Por meio de nota, o responsável pelo processo de produção da cachaça do Grupo Salinas, Thiago Medrado, esclarece que o teor de 165µg/l identificado no teste é referente à safra anterior a 2011 e que, desde então, os produtos da empresa já estão de acordo com a legislação, conforme análises feitas em laboratórios acreditados pelo Inmetro.

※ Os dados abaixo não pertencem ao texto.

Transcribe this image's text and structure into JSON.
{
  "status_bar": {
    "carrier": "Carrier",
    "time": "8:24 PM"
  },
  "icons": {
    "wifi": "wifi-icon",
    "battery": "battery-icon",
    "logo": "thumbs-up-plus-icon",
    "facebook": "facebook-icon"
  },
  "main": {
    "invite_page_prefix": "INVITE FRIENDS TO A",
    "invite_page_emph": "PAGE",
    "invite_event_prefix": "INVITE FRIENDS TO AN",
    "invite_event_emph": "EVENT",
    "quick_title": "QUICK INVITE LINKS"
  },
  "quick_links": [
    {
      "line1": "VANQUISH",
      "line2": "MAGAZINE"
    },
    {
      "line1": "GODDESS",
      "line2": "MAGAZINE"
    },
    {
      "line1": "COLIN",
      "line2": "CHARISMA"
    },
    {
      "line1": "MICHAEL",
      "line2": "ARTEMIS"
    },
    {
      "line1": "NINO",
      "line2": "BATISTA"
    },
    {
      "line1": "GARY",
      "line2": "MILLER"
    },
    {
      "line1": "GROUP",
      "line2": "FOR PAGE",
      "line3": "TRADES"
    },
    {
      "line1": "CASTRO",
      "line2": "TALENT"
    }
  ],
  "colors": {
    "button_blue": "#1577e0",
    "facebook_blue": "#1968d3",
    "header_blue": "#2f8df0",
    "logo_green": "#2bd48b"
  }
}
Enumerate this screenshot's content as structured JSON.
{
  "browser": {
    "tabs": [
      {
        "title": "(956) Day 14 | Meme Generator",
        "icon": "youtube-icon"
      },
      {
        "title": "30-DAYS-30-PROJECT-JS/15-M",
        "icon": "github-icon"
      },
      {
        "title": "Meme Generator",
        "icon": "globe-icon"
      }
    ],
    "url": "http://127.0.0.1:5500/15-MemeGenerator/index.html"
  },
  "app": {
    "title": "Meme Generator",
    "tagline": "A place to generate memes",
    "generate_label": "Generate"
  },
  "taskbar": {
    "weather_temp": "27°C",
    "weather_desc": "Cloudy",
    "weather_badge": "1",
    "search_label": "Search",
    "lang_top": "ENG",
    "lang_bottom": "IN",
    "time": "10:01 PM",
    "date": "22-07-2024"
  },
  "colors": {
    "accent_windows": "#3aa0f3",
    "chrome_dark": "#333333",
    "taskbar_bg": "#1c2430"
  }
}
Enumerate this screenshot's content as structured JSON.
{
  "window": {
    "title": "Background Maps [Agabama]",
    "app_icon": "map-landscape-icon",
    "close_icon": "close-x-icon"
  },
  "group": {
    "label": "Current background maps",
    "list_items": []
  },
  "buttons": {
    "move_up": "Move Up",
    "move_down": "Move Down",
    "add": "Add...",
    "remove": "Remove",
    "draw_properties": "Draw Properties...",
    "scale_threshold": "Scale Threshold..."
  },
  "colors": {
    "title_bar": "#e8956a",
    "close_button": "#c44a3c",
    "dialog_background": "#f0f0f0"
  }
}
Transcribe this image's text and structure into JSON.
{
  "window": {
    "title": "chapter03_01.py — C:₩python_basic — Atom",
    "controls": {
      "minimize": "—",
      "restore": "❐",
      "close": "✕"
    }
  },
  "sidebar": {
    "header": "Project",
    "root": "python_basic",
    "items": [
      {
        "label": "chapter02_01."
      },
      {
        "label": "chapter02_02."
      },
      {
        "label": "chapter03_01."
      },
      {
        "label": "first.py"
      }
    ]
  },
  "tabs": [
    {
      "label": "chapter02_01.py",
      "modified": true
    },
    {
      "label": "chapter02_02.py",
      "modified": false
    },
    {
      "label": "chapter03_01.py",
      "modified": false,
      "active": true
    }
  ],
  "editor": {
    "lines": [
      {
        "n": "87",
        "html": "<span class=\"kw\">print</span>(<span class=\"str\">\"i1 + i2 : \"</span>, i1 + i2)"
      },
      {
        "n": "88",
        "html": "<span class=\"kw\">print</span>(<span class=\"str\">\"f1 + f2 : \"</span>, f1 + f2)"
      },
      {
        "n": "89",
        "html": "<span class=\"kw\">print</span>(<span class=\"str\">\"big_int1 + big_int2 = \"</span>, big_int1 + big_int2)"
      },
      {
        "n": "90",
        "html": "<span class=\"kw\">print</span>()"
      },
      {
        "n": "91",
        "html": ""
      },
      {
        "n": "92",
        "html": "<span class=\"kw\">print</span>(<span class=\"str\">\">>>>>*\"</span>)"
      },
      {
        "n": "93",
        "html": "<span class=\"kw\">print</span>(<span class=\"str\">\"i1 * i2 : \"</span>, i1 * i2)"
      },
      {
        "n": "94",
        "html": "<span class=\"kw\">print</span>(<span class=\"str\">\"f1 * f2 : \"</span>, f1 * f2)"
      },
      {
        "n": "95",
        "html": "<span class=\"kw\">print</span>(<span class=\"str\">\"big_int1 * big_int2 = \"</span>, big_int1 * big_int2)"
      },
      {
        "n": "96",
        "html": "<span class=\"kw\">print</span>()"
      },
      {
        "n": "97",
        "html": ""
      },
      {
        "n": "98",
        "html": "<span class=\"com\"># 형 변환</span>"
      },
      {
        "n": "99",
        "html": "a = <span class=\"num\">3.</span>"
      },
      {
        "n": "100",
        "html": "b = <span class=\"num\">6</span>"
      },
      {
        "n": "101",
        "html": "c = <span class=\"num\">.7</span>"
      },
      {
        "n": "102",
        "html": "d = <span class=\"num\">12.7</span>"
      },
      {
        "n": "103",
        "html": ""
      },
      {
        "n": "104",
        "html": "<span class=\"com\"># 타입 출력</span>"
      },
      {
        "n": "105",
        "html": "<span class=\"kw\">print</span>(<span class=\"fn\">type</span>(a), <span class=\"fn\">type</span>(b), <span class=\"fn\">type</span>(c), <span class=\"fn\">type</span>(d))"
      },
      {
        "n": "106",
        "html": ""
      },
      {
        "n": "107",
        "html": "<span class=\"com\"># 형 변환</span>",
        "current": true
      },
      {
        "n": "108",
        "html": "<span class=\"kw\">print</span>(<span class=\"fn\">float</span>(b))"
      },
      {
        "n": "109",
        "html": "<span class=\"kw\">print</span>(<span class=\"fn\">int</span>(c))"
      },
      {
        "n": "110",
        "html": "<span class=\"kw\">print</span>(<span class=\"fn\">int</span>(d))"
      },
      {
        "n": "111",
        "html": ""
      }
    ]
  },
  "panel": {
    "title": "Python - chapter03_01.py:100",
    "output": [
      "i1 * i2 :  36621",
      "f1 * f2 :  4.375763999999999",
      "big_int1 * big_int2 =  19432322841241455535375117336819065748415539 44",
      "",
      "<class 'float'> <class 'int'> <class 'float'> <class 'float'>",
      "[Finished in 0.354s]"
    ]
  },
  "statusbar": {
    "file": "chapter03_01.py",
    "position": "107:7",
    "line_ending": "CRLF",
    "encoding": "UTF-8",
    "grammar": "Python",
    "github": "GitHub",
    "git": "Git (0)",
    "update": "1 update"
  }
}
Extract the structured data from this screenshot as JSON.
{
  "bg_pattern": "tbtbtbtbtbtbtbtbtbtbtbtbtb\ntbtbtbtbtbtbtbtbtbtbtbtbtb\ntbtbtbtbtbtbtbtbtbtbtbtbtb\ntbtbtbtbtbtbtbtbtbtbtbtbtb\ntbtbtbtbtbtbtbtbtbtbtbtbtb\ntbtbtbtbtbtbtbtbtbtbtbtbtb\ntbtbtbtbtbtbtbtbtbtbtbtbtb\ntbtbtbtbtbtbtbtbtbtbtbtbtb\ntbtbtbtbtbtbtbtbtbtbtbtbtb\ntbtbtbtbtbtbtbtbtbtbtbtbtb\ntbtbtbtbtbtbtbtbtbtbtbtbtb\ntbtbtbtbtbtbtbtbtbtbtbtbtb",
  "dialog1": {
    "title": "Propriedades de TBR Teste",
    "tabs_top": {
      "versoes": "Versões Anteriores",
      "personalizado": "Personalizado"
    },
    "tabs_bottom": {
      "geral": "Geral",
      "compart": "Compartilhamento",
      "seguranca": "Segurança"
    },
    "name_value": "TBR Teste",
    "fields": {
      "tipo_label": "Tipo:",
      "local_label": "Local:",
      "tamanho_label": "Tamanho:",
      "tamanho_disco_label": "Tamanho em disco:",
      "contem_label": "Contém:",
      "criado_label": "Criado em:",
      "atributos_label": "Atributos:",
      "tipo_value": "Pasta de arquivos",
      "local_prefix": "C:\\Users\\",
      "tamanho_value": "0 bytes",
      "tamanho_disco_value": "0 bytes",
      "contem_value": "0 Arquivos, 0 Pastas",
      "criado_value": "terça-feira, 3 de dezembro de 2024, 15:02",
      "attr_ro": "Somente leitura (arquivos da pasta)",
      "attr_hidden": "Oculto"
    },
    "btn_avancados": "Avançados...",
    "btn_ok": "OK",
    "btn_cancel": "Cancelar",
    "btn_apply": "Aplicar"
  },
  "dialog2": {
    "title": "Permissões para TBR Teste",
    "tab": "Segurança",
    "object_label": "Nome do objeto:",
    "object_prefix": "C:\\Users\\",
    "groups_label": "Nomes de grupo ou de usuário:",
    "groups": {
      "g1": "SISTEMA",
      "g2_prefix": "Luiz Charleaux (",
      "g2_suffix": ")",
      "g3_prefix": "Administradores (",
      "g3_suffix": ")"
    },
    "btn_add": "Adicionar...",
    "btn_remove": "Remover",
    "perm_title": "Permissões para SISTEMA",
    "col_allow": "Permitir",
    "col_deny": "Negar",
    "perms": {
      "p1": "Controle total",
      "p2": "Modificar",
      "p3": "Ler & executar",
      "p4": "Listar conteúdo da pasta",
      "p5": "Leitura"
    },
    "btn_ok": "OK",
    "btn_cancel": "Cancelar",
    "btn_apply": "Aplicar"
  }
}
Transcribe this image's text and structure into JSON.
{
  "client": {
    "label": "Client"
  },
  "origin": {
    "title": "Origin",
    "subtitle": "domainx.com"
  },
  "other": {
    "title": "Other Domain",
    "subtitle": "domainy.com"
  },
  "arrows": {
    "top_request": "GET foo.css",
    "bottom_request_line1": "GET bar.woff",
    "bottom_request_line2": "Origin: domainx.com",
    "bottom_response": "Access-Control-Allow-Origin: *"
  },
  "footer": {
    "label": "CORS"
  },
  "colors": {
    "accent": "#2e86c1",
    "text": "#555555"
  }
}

A empresa ressalta ainda que, no fim de agosto do ano passado foram coletadas in loco amostras de todos produtos da safra de 2012 pelo Ministério da Agricultura para análise, e que todas as amostras passaram no teste de acordo com a legislação.
A Ypióca esclarece que o teor de carbamato de etila de todo o líquido produzido desde a aquisição da empresa pela Diageo, em agosto do ano passado, está abaixo do índice estabelecido pela lei brasileira e que o lote da amostra utilizada para a análise no teste é de março, data anterior a esta adequação.
A Industrial Boituva de Bebidas, detentora da marca 7 Campos de Piracicaba, informa que um laudo do Mapa, emitido no fim de abril do ano passado, revela que o produto atende à legislação vigente.
Faltam parâmetros, dizem empresas
A Industria de Bebidas Paris, detentora da marca Pedra 90, disse ter sido surpreendida pela conclusão do teste, “quando sabemos que, no mundo, somente três países utilizam o limite máximo de 150µg/l: França, Eslováquia e o Canadá”. A empresa ainda ressalta que o Mapa “vem estudando esta questão com bastante responsabilidade no Brasil, (…) e executa a coleta de mais de 500 amostras de cachaça, que serão representativas de nossa verdadeira posição quanto a este problema”. Segundo a empresa, este estudo irá determinar um novo limite para a presença do carbamato em destilados no país.
A empresa argumenta ainda que não existe padrão oficial ou metodologia formal para análise da substância e que poucos laboratórios no Brasil estão credenciados a fazer a análise.
A empresa diz também aguardar definições da comunidade europeia sobre o assunto, “que desenvolve amplos estudos há mais de quatro anos com responsabilidade para que não se cometa algum erro de interpretação que possa gerar sérios prejuízos a toda a sua infinita cadeia de produto destilados”.
A empresa Engarrafamento Pitú informou refutar “a conclusão drasticamente adotada pela Proteste” no teste com cachaças.
No entanto, afirma que, “apesar da inexistência no Brasil de uma obrigação normativa para obediência ao nível máximo de carbamato de etila em bebidas alcoólicas, a Pitú orgulha-se de ter alcançado limites inferiores a 150µg/l em 97,3% de sua produção que é submetida e aprovada em testes qualitativos pelos diversos países para onde vem sendo exportada, principalmente no Canadá, que legalmente estabeleceu o limite em 150µg/l”.
Canadá é referência mundial
A Pitú enfatiza que tem um processo de qualidade que lhe permite exportar, desde 1970, para países que possuem rígidos controles, como o Canadá, Alemanha e Estados Unidos, sendo que no Canadá e na Alemanha é a líder em vendas, e nos EUA está entre as três marcas mais vendidas no país.
Em nota, a Pitú salientou que, como informado pela Proteste, o país que é a principal referência no método de análise do carbamato de etila é o Canadá, para onde a empresa exporta periodicamente, e que realiza laudos de cada lote do produto ali vendido.